Introduction: Gakken Theremin Kit Hack

About: My name is Randy and I am a Community Manager in these here parts. In a previous life I had founded and run the Instructables Design Studio (RIP) @ Autodesk's Pier 9 Technology Center. I'm also the author of t…

Here are instructions to do some basic hacks to the theremin kit that you can buy from Make. True, there are already directions to do both of these things in the accompanying magazine, but what sets this how-to apart is that it is in English. If like me you can't read Japanese and unlike me, you couldn't figure out what to do from the pictures alone, this should help.
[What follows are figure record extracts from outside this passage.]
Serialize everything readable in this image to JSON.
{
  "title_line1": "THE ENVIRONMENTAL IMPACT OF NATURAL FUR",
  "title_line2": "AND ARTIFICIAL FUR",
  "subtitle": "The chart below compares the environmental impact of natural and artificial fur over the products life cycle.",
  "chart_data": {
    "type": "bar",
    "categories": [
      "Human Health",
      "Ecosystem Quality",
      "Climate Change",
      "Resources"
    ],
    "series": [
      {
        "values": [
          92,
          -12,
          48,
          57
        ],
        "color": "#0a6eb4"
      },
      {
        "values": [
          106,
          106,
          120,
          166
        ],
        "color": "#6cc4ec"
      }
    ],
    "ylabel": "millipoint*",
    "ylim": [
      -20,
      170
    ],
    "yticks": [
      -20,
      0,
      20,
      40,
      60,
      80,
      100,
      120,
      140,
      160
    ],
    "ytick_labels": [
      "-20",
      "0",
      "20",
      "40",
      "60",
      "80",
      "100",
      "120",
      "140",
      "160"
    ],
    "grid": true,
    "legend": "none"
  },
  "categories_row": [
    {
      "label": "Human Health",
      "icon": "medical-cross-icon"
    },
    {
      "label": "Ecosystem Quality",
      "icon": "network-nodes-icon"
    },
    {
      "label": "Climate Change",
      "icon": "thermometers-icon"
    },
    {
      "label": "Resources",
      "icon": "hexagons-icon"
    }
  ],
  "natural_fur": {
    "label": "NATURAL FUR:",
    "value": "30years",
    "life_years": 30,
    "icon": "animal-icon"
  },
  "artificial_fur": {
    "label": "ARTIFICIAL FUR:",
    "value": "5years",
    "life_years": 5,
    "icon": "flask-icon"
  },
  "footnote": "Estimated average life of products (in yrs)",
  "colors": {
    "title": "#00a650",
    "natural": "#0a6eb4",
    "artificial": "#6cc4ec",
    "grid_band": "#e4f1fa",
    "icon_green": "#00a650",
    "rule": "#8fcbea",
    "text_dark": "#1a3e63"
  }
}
Basically, what I am doing is adding an audio out jack and also a bigger, sturdier telescoping antenna. This is a great improvement on the original.

Step 1: Go Get Stuff

You will need:
Gakken Theremin Kit (from Make)
A power drill
A mini screwdriver set
A mono jack with switch
Something with a telescoping antenna
A solder setup
Some extra wire
Assorted hardware

Step 2: Make the Kit

Before you can hack the kit, make it! See if it works. See how it works. Determine if you really want to make it better.

Alright, let's now assume that you do.

Step 3: Open It Back Up

Alright, lets make this thing better!

First thing is first, we need to open that theremin back up.

Remove the screw in the bottom and take the casing apart.

Step 4: Drill and Install

Drill a 1/4" hole in the back of the theremin just to the right of the speaker. This will be for mounting your audio out jack. I found holding the panel in place where it should be helped me to drill it on target. You should not do this. Always clamp things down and be safe when working with power tools.

Once you have your hole drilled, mount and fasten the jack in place.

Step 5: Wire It Up

Now is time to wire up the jack. This may require adding in a little extra wire.

First wire SP- (the wire on the right) to both the audio signal tab on the jack and the minus tab on the speaker (where it was just connected). Or, to put another way, wire the audio signal tab on the jack to SP- and the minus tab on the speaker.

Then wire the SP+ wire (the wire on the left) to the tab that connects to the big rounded metal bit on the back of the jack. Wire the + terminal on the speaker to the only other free jack (the tab that connects to the the little metal switch on the inside of the jack). This will turn off the speaker (break the connection) when someone plugs in an audio cable.

Step 6: Get a New Antenna

Take your "something with a telescoping antenna" and remove the telescoping antenna.

If it does not have a wire and piece of hardware on the end that will clamp nicely under a screw, you may want to attach one.

Step 7: Attach the Antenna to the Case

Insert the antenna into the case and secure it in place.

I drilled a small hole in the side and held it in place with a spacer and a machine screw.

Step 8: Wire the Antenna

Detach the old antenna by removing the screw and clamp in the new antenna in its place.

Step 9: Close the Case

Hot glue any exposed wires in place so that they won't touch anything and short out (and/or insulate them).

Also, chop off any part of the plastic inside the case that may interfere with it closing.

Once you have done all of this, close the case back up and reassemble it by inserting the single screw back into the bottom, putting in some batteries and closing it back up.